Another service trip sponsored by the Feinstein Institute will send 13 students to Peru, where they will work at an orphanage for girls in Lima and provide health education to women and children in Pachacutec. Their advisor is Dr. Edgar Mejía, assistant professor of Spanish.

“I’ve always been really involved in community service locally,” said Lauren O’Loughlin ’14 (Hopkinton, Mass.), a student leader for the trip. “I thought it would be really cool to take it to the international level and see the different lifestyles.”

It will be the first service trip for Belinda Soares ’13 (East Providence, R.I.), who lived in Cape Verde until she was 10.

“Where I’m from is very poor, too,” Soares said. “In a way this is a chance for me to give back and to do something in return.”      

Travel at home and abroad

Other Alternative Spring Break destinations include:

• The Dominican Republic, where 23 students in two groups will teach English to children at schools and orphanages and work in a health clinic. The advisor is Dr. Joseph A. DeGeorgis, assistant professor of biology.

• Tijuana, Mexico, where eight students will build a home for a family in need and explore issues related to immigration and culture. They will be accompanied by Heather Whitney, service learning coordinator in the Feinstein Institute, and Stephanie Nunes, AmericaCorps VISTA representative.

• Barcelona, Spain, where 60 students in the Liberal Arts Honors Program (LAHP) and seven faculty -- including College President Rev. Brian J. Shanley, O.P. ’80 -- will visit cultural and historical sites. They will also reunited with 16 PC students studying abroad in Spain this semester. LAHP students are invited to join an international trip each spring to enrich their academic studies. Father Shanley teaches honors philosophy in the program.

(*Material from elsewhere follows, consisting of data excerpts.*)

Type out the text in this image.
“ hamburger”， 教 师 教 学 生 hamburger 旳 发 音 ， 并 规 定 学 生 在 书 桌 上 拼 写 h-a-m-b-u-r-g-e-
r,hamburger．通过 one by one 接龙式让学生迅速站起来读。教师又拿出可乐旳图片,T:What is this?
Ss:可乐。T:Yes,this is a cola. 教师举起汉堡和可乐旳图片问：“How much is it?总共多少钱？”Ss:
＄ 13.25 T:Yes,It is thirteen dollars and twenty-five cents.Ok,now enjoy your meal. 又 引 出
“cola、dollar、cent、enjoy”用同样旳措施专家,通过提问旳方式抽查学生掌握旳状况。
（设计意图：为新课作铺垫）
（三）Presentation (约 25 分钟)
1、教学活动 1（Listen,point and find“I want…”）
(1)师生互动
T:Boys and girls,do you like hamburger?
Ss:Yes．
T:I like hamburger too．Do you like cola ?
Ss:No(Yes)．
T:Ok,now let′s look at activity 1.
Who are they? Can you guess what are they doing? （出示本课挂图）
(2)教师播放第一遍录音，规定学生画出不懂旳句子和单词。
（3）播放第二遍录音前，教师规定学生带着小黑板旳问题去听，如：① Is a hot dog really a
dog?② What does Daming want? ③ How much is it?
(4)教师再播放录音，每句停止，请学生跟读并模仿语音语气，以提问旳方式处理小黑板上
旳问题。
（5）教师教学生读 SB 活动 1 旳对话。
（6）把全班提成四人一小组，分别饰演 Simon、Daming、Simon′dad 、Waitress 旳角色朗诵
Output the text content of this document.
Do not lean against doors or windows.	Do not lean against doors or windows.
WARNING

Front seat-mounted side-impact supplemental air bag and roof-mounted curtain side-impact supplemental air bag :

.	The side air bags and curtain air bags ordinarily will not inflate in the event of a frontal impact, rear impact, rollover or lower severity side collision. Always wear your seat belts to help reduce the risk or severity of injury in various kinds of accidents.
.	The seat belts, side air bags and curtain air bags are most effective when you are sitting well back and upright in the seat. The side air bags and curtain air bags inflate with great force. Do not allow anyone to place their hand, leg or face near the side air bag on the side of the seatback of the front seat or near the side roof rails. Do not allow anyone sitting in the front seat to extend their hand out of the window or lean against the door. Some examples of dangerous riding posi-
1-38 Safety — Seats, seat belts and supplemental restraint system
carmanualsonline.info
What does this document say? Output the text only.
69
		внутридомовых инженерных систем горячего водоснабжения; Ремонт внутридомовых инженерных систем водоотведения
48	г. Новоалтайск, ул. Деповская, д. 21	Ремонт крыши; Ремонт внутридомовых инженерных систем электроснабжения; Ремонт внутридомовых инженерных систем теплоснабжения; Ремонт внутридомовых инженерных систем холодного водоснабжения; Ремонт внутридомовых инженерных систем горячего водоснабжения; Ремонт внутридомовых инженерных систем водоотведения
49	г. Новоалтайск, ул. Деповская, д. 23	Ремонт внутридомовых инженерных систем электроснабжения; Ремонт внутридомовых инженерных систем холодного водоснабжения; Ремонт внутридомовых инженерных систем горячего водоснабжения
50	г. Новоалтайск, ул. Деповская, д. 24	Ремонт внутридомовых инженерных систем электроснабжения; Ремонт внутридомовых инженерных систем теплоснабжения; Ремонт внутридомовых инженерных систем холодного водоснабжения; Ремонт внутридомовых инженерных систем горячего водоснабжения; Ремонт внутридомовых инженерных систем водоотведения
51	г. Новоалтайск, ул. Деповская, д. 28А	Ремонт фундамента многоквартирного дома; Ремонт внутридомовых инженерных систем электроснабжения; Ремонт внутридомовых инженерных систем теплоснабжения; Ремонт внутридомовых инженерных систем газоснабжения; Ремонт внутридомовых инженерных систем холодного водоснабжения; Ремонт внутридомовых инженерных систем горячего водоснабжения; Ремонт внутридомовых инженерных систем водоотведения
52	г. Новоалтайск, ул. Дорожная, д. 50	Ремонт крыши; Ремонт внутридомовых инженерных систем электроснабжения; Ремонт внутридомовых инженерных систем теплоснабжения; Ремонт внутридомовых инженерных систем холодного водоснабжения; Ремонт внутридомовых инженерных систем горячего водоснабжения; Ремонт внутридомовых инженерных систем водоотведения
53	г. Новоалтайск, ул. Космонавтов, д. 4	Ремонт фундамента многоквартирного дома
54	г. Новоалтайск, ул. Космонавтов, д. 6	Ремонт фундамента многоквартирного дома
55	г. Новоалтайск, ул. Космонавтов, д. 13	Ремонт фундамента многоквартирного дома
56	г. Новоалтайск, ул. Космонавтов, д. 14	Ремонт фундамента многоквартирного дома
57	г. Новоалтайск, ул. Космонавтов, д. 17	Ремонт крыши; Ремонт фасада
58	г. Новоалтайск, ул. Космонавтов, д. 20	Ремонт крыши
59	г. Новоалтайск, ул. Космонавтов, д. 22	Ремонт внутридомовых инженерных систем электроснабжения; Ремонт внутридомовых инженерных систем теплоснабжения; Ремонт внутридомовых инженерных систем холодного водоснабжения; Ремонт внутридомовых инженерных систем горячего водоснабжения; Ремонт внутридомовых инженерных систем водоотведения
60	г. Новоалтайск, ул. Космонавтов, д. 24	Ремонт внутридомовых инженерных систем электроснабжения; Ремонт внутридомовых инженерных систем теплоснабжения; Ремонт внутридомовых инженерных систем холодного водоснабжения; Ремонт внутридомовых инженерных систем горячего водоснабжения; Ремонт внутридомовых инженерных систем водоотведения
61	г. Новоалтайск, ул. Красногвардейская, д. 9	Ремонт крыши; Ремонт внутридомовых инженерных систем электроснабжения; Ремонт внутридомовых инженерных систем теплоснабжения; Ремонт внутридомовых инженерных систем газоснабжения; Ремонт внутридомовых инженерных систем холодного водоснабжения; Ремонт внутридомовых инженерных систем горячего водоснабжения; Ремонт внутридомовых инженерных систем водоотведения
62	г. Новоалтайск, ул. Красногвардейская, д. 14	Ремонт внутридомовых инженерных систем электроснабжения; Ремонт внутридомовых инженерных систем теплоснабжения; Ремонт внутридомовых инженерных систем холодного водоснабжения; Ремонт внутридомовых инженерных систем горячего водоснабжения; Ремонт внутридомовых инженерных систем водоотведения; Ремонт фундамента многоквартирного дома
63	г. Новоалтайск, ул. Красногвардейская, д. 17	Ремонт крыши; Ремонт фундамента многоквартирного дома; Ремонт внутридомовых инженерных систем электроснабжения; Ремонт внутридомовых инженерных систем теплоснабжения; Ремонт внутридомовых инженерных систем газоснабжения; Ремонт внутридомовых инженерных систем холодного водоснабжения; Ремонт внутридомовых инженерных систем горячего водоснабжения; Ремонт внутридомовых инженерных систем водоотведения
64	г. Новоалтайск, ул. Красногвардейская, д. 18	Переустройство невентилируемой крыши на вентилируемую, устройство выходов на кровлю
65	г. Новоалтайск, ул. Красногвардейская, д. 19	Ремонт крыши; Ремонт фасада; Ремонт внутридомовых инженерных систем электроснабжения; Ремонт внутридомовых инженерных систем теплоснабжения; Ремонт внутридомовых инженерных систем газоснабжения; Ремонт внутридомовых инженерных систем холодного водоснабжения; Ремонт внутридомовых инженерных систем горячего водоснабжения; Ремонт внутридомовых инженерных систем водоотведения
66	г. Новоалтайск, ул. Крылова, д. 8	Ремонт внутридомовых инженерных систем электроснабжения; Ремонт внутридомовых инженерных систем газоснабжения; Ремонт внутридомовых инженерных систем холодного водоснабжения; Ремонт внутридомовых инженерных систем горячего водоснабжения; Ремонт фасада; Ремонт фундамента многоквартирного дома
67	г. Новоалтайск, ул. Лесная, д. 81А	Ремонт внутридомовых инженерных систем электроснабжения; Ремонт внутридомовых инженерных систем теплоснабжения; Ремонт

Habitat work in 12 locations

Students also will be busy with service work in the United States. Through Campus Ministry, 120 students will take part in Habitat for Humanity programs in a dozen locations.

Groups of 10 students each will build homes in Baltimore, Md.; Buffalo, N.Y.; Burlington, N.C.; Coatesville, Pa.; Concord, N.C.; Glade Spring, Va.; Lewisburg, W.Va.; Lexington, Va.; Oak Ridge, Tenn.; Pittsboro, N.C.; Wilmington, Del., and York, Pa.

Some faculty will make service trips on their own. Rev. Thomas Petri, O.P., assistant professor of theology, and Dr. Paul L. Gondreau, professor of theology, along with Gondreau’s 15-year-old daughter, will volunteer in Haiti at an orphanage in a remote village in the mountains outside Port-au-Prince.